Friz: Es gibt Moodle-Kurse zu sehr unterschiedlichen Themen, wie zum Zeitalter des Absolutismus, zu Cybermobbing oder Selbstlernkurse für den Englischunterricht, aber auch sogenannte Kurse zum flipped classroom, d.h. zum „umgedrehten Unterricht“. Hier bekommen die Schüler/innen Material, das sie zu Hause vorbereiten, und die Übungsphase findet dann im Unterricht statt. Bei den meisten Kursen gibt es Lehrerinformationen dazu, wie sie im Unterricht eingesetzt werden können.

Online-Redaktion: Welche Angebote enthält die Seite OER.schule darüber hinaus, und wie können diese die Lehrkräfte bei ihrem Unterricht und ihrer Unterrichtsvorbereitung unterstützen?

Friz: Wir haben mittlerweile über 4.000 Materialien unterschiedlicher Anbieter erschlossen und sie mit Metadaten versehen, sodass die Lehrer sich vorab darüber informieren können, welche Inhalte und welche Lizenz die Materialien haben, für welche Jahrgangsstufe sie sind etc. Zu bestimmten Themen haben wir Sammlungen angelegt. Mit der erweiterten Suchfunktion können Lehrerinnen und Lehrer die Inhalte nach Bildungsbereich, Jahrgangsstufe, Fächern, Lizenz und Medienart filtern. Dazu kommen regelmäßig neue teachSHARE-Kurse aus dem Portal mebis, die die bayerischen Lehrkräfte als OER freigeben und die dann bundesweit einsetzbar sind. Außerdem gibt es nützliche Hintergrundinformationen darüber, was freie Bildungsmaterialien sind und wie man sie nutzen kann, sowie eine große Liste an Werkzeugen, an digitalen Tools, mit denen man Materialien, zum Beispiel Arbeitsblätter, erstellen kann. Das sind Tools, die im Internet frei zur Verfügung stehen.

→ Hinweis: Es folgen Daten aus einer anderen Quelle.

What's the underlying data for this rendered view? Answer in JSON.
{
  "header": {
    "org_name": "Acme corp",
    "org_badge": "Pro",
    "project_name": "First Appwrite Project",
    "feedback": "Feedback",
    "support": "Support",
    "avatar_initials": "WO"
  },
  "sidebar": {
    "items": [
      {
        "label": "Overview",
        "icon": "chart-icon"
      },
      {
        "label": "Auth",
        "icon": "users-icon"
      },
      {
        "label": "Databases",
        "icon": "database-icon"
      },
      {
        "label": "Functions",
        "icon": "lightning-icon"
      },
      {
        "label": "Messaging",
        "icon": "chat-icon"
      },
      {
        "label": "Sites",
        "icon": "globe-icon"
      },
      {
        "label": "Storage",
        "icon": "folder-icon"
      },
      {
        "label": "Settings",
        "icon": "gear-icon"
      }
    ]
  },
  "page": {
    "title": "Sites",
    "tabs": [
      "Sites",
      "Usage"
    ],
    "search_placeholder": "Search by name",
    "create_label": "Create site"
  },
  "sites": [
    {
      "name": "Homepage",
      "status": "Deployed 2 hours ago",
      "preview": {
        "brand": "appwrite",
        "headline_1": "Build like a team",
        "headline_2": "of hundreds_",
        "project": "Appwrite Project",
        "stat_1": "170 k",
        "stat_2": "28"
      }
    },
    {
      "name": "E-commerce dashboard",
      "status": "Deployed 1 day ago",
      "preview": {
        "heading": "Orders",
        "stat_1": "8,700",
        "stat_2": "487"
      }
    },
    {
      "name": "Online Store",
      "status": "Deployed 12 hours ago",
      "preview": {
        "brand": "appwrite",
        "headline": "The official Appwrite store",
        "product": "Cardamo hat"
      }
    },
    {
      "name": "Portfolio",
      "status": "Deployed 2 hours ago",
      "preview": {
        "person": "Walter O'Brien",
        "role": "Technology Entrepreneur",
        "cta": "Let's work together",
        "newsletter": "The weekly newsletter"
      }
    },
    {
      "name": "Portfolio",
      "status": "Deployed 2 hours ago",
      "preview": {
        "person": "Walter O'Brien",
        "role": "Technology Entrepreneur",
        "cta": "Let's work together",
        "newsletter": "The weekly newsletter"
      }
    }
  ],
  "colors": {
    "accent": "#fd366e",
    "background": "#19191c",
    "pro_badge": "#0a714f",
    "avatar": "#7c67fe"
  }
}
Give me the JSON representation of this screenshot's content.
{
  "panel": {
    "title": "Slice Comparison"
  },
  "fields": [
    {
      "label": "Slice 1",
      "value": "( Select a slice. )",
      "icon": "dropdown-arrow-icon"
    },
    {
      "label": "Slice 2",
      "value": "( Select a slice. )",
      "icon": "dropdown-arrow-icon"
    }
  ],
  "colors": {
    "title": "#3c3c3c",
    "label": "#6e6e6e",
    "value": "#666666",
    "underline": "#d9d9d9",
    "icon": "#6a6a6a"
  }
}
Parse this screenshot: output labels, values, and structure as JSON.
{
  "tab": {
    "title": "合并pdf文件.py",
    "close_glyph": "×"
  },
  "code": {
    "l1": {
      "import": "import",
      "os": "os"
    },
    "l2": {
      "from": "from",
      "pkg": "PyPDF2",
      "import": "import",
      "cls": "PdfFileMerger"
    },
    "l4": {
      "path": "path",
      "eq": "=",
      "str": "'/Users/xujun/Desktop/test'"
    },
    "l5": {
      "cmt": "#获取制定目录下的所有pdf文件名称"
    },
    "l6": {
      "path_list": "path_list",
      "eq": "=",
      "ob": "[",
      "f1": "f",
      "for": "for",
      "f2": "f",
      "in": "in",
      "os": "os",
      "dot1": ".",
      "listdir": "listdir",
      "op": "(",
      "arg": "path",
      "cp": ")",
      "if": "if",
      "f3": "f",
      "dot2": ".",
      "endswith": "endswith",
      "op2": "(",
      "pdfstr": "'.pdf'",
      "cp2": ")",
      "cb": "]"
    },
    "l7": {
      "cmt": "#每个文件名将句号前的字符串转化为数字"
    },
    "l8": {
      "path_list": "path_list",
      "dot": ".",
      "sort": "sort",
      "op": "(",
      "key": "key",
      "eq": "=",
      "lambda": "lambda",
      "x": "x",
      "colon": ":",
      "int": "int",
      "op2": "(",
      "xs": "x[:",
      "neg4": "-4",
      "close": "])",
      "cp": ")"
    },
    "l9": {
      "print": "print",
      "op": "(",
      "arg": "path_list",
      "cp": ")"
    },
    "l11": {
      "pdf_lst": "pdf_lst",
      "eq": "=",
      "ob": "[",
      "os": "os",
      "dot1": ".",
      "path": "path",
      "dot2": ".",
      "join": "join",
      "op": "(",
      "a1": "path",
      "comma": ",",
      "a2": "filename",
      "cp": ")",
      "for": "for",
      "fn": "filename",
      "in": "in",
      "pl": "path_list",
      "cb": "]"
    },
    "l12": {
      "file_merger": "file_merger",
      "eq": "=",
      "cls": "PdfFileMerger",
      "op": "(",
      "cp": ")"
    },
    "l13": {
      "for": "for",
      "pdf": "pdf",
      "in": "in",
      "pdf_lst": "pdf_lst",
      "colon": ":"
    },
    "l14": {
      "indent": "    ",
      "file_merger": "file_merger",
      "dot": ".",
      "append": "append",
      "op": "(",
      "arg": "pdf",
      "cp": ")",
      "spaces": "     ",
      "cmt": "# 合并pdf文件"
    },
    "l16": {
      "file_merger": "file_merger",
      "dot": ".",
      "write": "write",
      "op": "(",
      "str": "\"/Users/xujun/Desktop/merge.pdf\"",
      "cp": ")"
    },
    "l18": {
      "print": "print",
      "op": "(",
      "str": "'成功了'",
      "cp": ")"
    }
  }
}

Online-Redaktion: Welche Vorteile haben freie Bildungsmaterialien für Lehrkräfte?

Friz: Die Vorteile sind wie bei allen digitalen Medien - meistens liegen die freien Bildungsmaterialien eben auch digital vor -, dass sie leicht zugänglich und frei verfügbar sind. Man kann sie unmittelbar im Unterricht einsetzen. In den meisten Fällen haben sie eine so genannte Creative-Common-Lizenz, die es ermöglicht, die Materialien auch zu ändern, an den eigenen Unterricht anzupassen und auch anderen Lehrerinnen und Lehrern zur Verfügung zu stellen. Das ist ein großer Mehrwert für die Lehrkräfte. Außerdem können die Lehrerinnen und Lehrer mit den Schülern zusammen an Materialien arbeiten, was gerade in beruflichen Schulen oft gemacht wird.

Online-Redaktion: Gibt es auch Schwierigkeiten zu überwinden?

Friz: Ja, die Schwierigkeiten muss man auch ganz klar sehen. Es ist eine gewisse Einarbeitung nötig, und die Lehrkräfte müssen sich mit den Lizenzen auskennen, damit sie wissen, welche Lizenz sie welchem Material geben dürfen. Ein weiteres Problem ist, dass die technische Ausstattung, die man braucht, um Tools und Programme einzusetzen, nicht an allen Schulen gegeben ist. Das wird sich jetzt vielleicht durch den DigitalPakt Schule etwas verbessern. Und auch im Kollegium gibt es unterschiedliche Voraussetzungen. Einige Lehrer sind schon sehr weit, was das Bearbeiten von digitalen Medien angeht, andere müssen sich erst hineinarbeiten. Aber wenn sie sich erst einmal auskennen, sind sie meist begeistert. Gerade der Umstand, dass die Materialien weitergenutzt und angepasst werden können, kommt bei vielen sehr gut an.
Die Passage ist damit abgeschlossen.